A sudden roar of laughter came from the window. All three turned round, but the King ducked his head and crouched again behind the water-butt before they saw him.
“Who was that?” cried the priest.
“A lad that came to hold my horse,” answered Osra hastily, and then she turned fiercely on the miller.
“And that,” she said, “was all you wanted! I thought you loved me.”
“Aye, I liked you very well,” said the miller. “You are a handy——” A stamp of her foot drowned the rest. “But you should have come in time,” he went on.
“And this Gertrude—is she pretty?” demanded Osra.
“Gertrude is well enough,” said the miller. “But she has only two hundred crowns.” And he put the purse, now full again, on the table with a resigned sigh.

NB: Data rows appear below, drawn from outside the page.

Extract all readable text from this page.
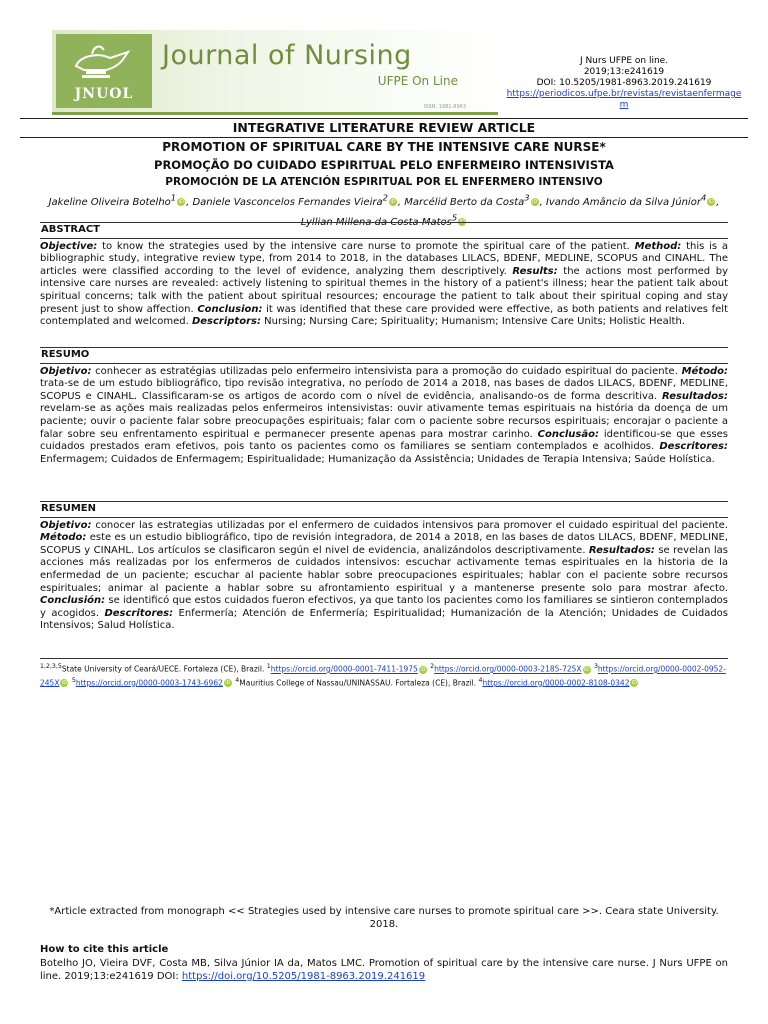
JNUOL
Journal of Nursing
UFPE On Line
ISSN: 1981-8963
J Nurs UFPE on line.
2019;13:e241619
DOI: 10.5205/1981-8963.2019.241619
https://periodicos.ufpe.br/revistas/revistaenfermagem
INTEGRATIVE LITERATURE REVIEW ARTICLE
PROMOTION OF SPIRITUAL CARE BY THE INTENSIVE CARE NURSE*
PROMOÇÃO DO CUIDADO ESPIRITUAL PELO ENFERMEIRO INTENSIVISTA
PROMOCIÓN DE LA ATENCIÓN ESPIRITUAL POR EL ENFERMERO INTENSIVO
Jakeline Oliveira Botelho$^1$ iD , Daniele Vasconcelos Fernandes Vieira$^2$ iD , Marcélid Berto da Costa$^3$ iD , Ivando Amâncio da Silva Júnior$^4$ iD , Lyllian Millena da Costa Matos$^5$ iD
ABSTRACT

Objective: to know the strategies used by the intensive care nurse to promote the spiritual care of the patient. Method: this is a bibliographic study, integrative review type, from 2014 to 2018, in the databases LILACS, BDENF, MEDLINE, SCOPUS and CINAHL. The articles were classified according to the level of evidence, analyzing them descriptively. Results: the actions most performed by intensive care nurses are revealed: actively listening to spiritual themes in the history of a patient's illness; hear the patient talk about spiritual concerns; talk with the patient about spiritual resources; encourage the patient to talk about their spiritual coping and stay present just to show affection. Conclusion: it was identified that these care provided were effective, as both patients and relatives felt contemplated and welcomed. Descriptors: Nursing; Nursing Care; Spirituality; Humanism; Intensive Care Units; Holistic Health.

RESUMO

Objetivo: conhecer as estratégias utilizadas pelo enfermeiro intensivista para a promoção do cuidado espiritual do paciente. Método: trata-se de um estudo bibliográfico, tipo revisão integrativa, no período de 2014 a 2018, nas bases de dados LILACS, BDENF, MEDLINE, SCOPUS e CINAHL. Classificaram-se os artigos de acordo com o nível de evidência, analisando-os de forma descritiva. Resultados: revelam-se as ações mais realizadas pelos enfermeiros intensivistas: ouvir ativamente temas espirituais na história da doença de um paciente; ouvir o paciente falar sobre preocupações espirituais; falar com o paciente sobre recursos espirituais; encorajar o paciente a falar sobre seu enfrentamento espiritual e permanecer presente apenas para mostrar carinho. Conclusão: identificou-se que esses cuidados prestados eram efetivos, pois tanto os pacientes como os familiares se sentiam contemplados e acolhidos. Descritores: Enfermagem; Cuidados de Enfermagem; Espiritualidade; Humanização da Assistência; Unidades de Terapia Intensiva; Saúde Holística.

RESUMEN

Objetivo: conocer las estrategias utilizadas por el enfermero de cuidados intensivos para promover el cuidado espiritual del paciente. Método: este es un estudio bibliográfico, tipo de revisión integradora, de 2014 a 2018, en las bases de datos LILACS, BDENF, MEDLINE, SCOPUS y CINAHL. Los artículos se clasificaron según el nivel de evidencia, analizándolos descriptivamente. Resultados: se revelan las acciones más realizadas por los enfermeros de cuidados intensivos: escuchar activamente temas espirituales en la historia de la enfermedad de un paciente; escuchar al paciente hablar sobre preocupaciones espirituales; hablar con el paciente sobre recursos espirituales; animar al paciente a hablar sobre su afrontamiento espiritual y a mantenerse presente solo para mostrar afecto. Conclusión: se identificó que estos cuidados fueron efectivos, ya que tanto los pacientes como los familiares se sintieron contemplados y acogidos. Descritores: Enfermería; Atención de Enfermería; Espiritualidad; Humanización de la Atención; Unidades de Cuidados Intensivos; Salud Holística.

$^{1,2,3,5}$State University of Ceará/UECE. Fortaleza (CE), Brazil. $^1$https://orcid.org/0000-0001-7411-1975 iD $^2$https://orcid.org/0000-0003-2185-725X iD $^3$https://orcid.org/0000-0002-0952-245X iD $^5$https://orcid.org/0000-0003-1743-6962 iD $^4$Mauritius College of Nassau/UNINASSAU. Fortaleza (CE), Brazil. $^4$https://orcid.org/0000-0002-8108-0342 iD
*Article extracted from monograph << Strategies used by intensive care nurses to promote spiritual care >>. Ceara state University. 2018.
How to cite this article
Botelho JO, Vieira DVF, Costa MB, Silva Júnior IA da, Matos LMC. Promotion of spiritual care by the intensive care nurse. J Nurs UFPE on line. 2019;13:e241619 DOI: https://doi.org/10.5205/1981-8963.2019.241619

“And you shall have no more,” cried Osra, snatching up her purse in great rage. “And you and Gertrude may——”
“What of Gertrude?” came at this moment from the door of the room where the sacks were. The Princess turned round swift as the wind, and she saw in the doorway a short and very broad girl, with a very wide face and straggling hair; the girl’s nose was very flat, and her eyes were small; but her great mouth smiled good-humouredly and, as the Princess looked, she let slip to the ground a sack of flour that she had been carrying on her sturdy back.
“Aye, Gertrude is well enough,” said the miller, looking at her contentedly. “She is very strong and willing.”
Then, while Gertrude stood wondering and staring with wide eyes in the doorway, the Princess swept up to the miller, and leant over him, and cried:
“Look at my face, look at my face! What manner of face is it?”
“It is well enough,” said the miller. “But Gertrude is——”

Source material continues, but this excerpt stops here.